Nunca se desprendía del teléfono
móvil. Incluso cuando salía temprano a correr se ajustaba el brazalete
deportivo para poder llevarlo cómodamente encima. No había completado ni una
tercera parte de su recorrido diario cuando escuchó el maullido de un gato.
Paró en seco y sacó el teléfono de su funda.
“¿Cómo tienes el puente?”. Como
siempre, sus parcos mensajes le producían una amalgama de sentimientos que se
alternaban entre la euforia y el desasosiego. Su primera intención fue llamarle,
pero le duró unas décimas de segundo, ella sabía bien que no debía hacerlo. Aunque
también estaba divorciado, no le gustaba sentirse comprometido ni atado. “Por
mí bien. ¿Dónde esta vez?”
Se
conocieron cuando ella, recién separada, decidió airearse un poco y pasar
unos días de vacaciones en Valencia junto a Bea, su hija de seis años. Los dos
llevaban a sus hijos a un teatro infantil. Desde el primer momento él sintió un
interés desmesurado hacia ella y no paró hasta conseguir un nuevo encuentro.
Ella, sin embargo, no sintió nada especial por él. Parecía encantador, eso sí,
pero nada más. Fueron sus atenciones y zalamerías las que la atrajeron como un
imán hasta su cama y las que, contra todo pronóstico, hicieron que se enamorara
de él, comenzando así un calvario de encuentros intermitentes.

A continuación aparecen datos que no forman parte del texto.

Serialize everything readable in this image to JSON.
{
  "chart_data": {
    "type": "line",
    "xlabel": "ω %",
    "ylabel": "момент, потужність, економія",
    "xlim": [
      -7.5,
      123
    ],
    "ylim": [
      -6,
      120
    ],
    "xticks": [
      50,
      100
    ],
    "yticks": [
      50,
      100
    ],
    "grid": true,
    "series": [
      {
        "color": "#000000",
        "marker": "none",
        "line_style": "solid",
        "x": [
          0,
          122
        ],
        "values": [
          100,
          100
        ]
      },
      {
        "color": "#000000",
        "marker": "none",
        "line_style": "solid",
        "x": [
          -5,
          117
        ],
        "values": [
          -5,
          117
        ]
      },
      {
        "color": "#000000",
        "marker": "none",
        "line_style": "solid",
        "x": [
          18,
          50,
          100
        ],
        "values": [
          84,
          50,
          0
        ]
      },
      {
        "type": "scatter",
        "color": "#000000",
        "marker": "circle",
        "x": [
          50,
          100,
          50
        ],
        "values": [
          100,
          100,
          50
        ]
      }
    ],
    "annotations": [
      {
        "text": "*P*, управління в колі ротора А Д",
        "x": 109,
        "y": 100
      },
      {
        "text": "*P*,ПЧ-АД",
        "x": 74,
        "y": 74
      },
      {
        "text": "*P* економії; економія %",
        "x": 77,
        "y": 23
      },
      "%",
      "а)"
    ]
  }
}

Dos años habían pasado ya de eso y ahora
él marcaba los tiempos. Su lacónico mensaje era claro y significaba solamente
una cosa: estaba solo y quería compañía. La única duda radicaba en si se tenía
que desplazar ella a Valencia o, por el contrario, él iría a Barcelona. “Mejor
ven tú”. Leyó tras escuchar un nuevo maullido.
Eran contadas las veces que se reunían
y sus encuentros sexuales siempre estaban cargados de un deseo intenso, casi
animal. Solo cuando sus cuerpos desnudos permanecían ensamblados ella conseguía
aplacar los celos que la dominaban consumiéndola por dentro. Se atormentaba
imaginando los momentos de pasión que, sabía, se vivían asiduamente sobre aquel
colchón y entre aquellas sábanas. Momentos de pasión en los que ella no participaba.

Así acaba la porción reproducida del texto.